At 5/5/06 3:19 pm, Blogger Bomber said...

And then there are Indian names...

 
At 6/5/06 12:40 am, Anonymous Anonymous said...

Enjoy your blog Tim.

I graduated MA in 1996...I can't remember any Asians in my master's classes. Actually, there was one hot Chinese chick I chased for a while. But she was NZ born.

Incidentally...I used to work the door of the Uni Club. I could tell you were going to be a semi-famous shit-stirrer even back then!

 
At 6/5/06 10:16 am, Anonymous Anonymous said...

What upsets me is when the audience laughs at the names especially when there are similar ones called in a row. It happens often in the engineering and commerce ceremonies.
Asian names are something that is not widely understood- I think it would be nice to understand the names before we laugh at them. I like to think that maybe some Asian names have more meaning than my name.

 
At 8/5/06 10:49 am, Blogger Bomber said...

Deano: Still living it down, mate.

Kate: I guess the laughing is a reflex to the unexpected and the unfamiliar. Maybe in Chinese graduations they might titter in a similar manner when non-Chinese names are called in a row? But I would expect more self control - if they had read the names in the booklet beforehand would have helped.

 
At 8/5/06 12:02 pm, Blogger Stephanie said...
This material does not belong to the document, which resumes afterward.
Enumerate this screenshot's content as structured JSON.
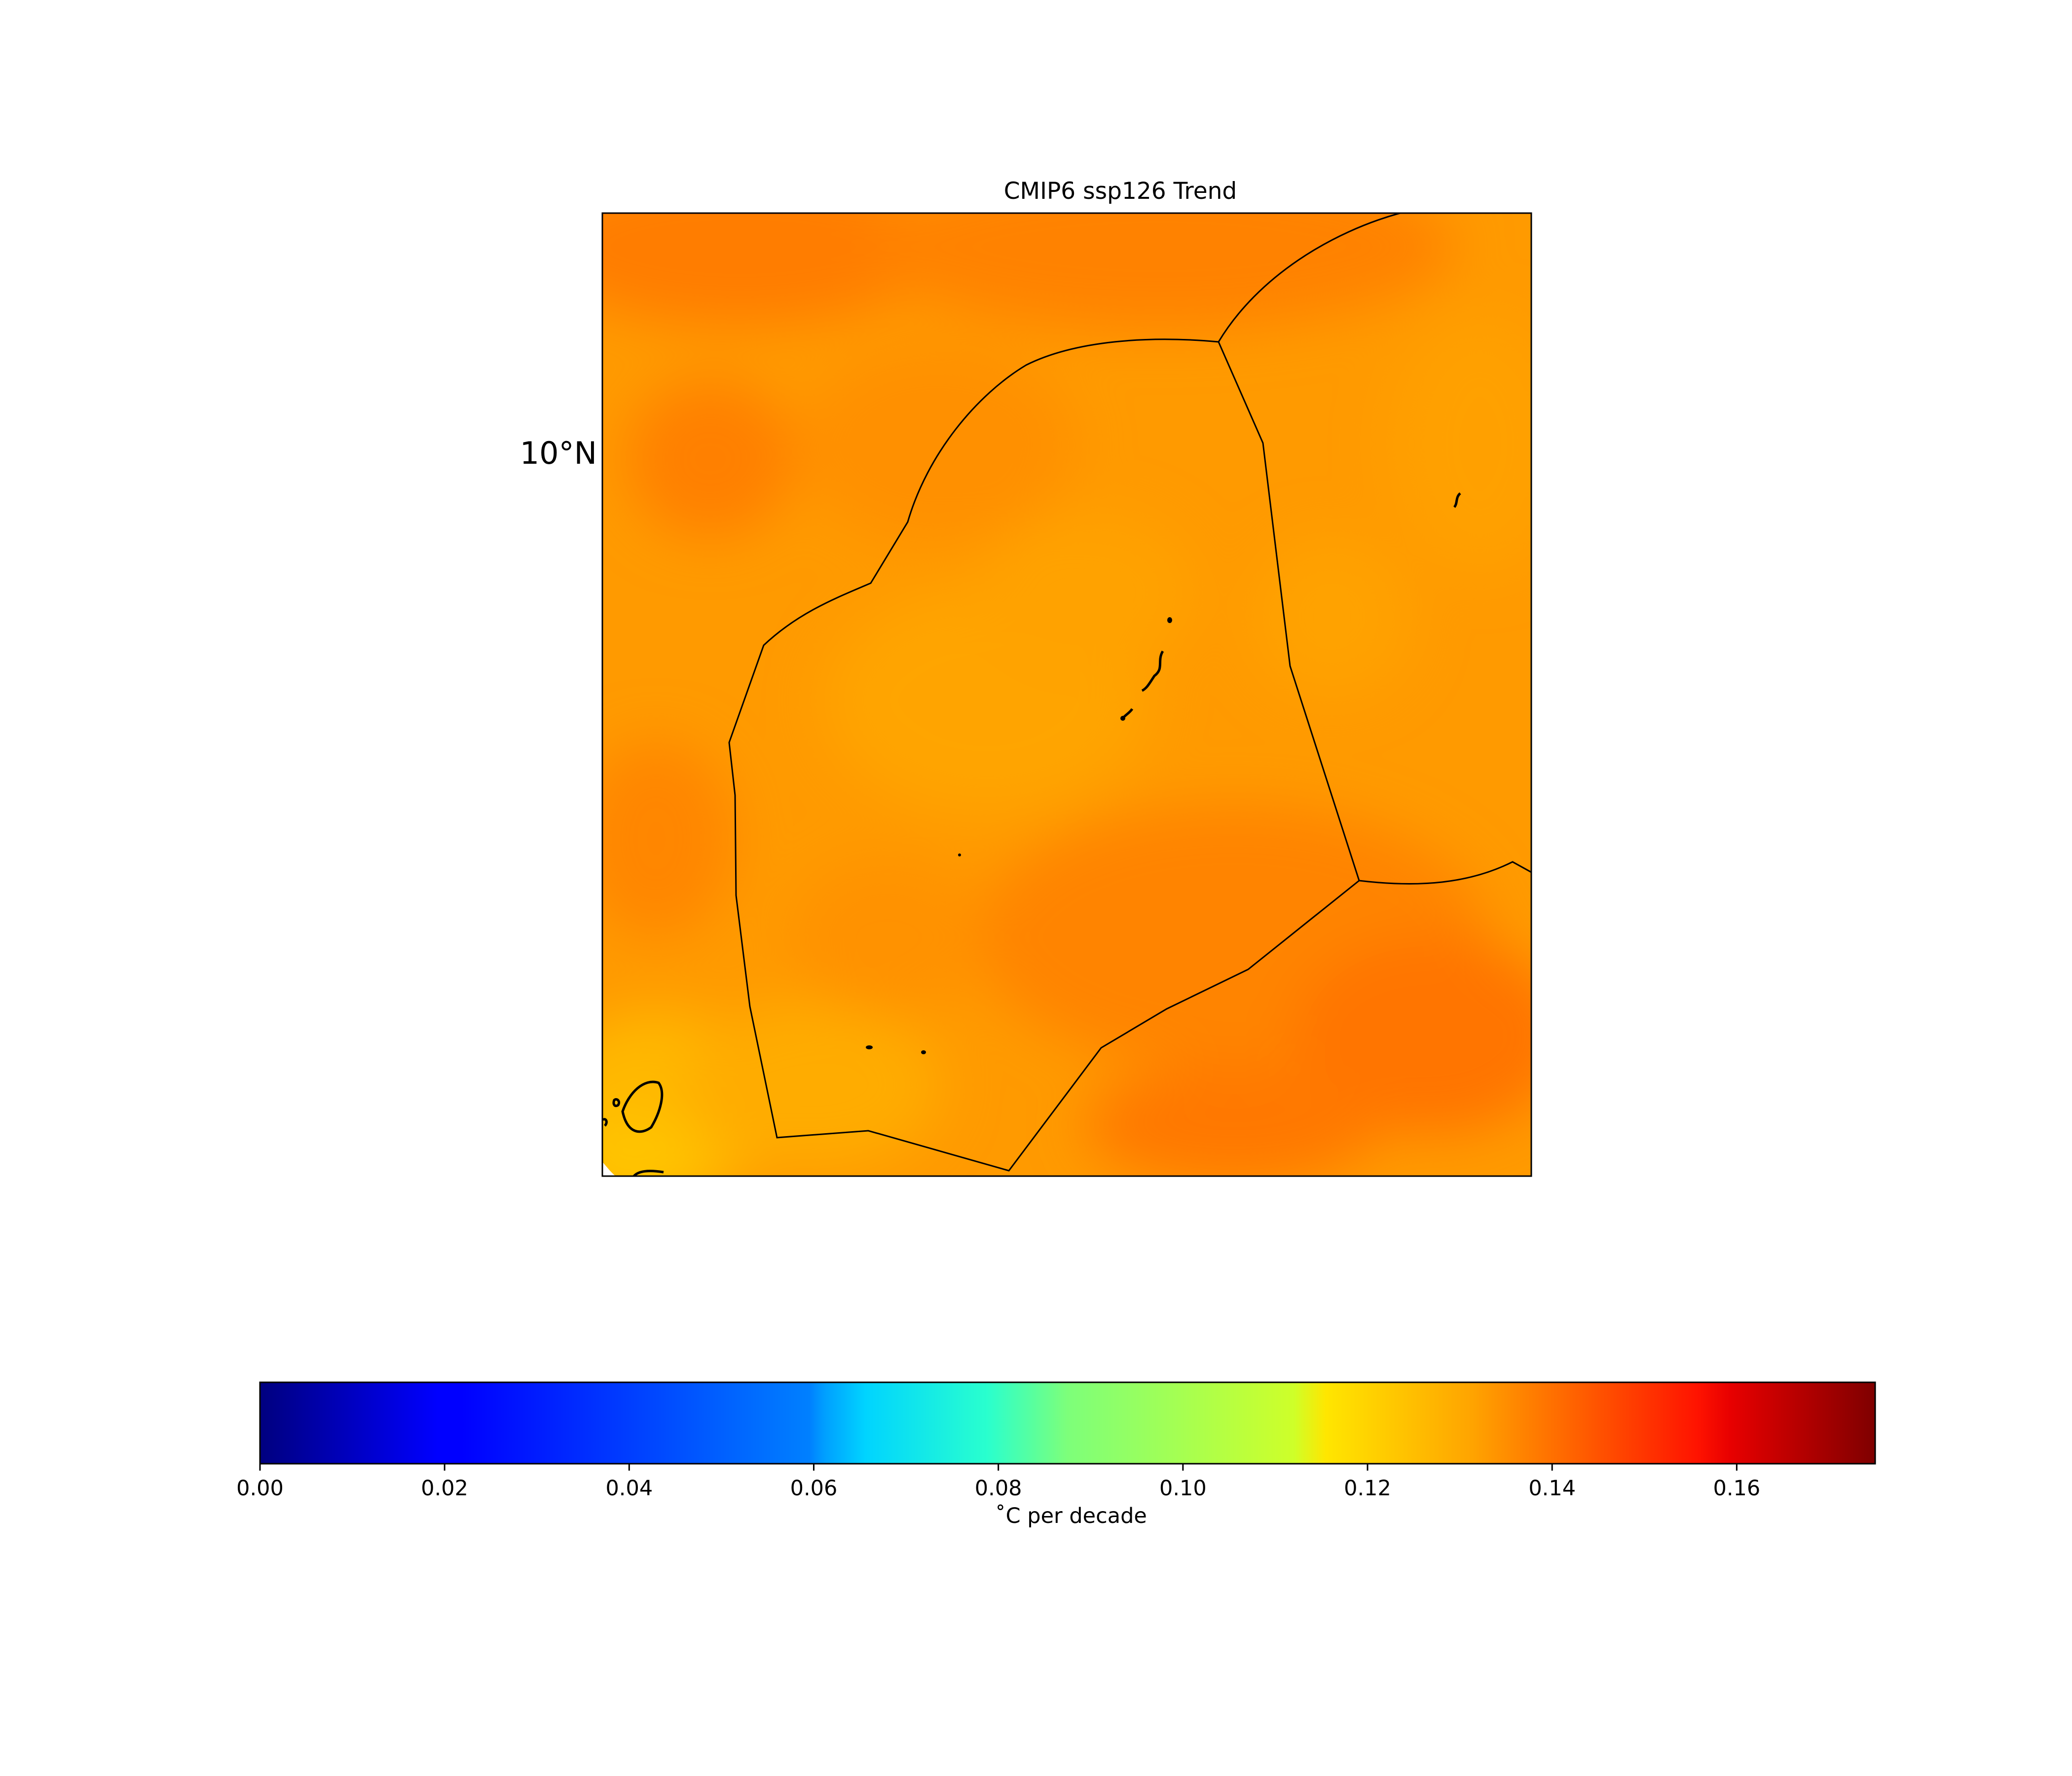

Actually Tim some kids are just given numbers. There was this gym teacher at school Called Lee Chil-Gu which means 2,7-9. His cellphone number even ended with 279. I doubt he got hassled much, as that guy was meaner than a snake.

Kim and Lee are very commmon surnames (25% of my classes tend to be Kims, and about 20% Lees). Bak (Park), Jo (or Cho), Choi, Han, Im/Lim, Kwan/Gwan, Jeong/Jong, Shin are also pretty common.

 
At 9/5/06 1:04 am, Blogger Bomber said...

PQ:
OK. I'll have to put my thinking cap on.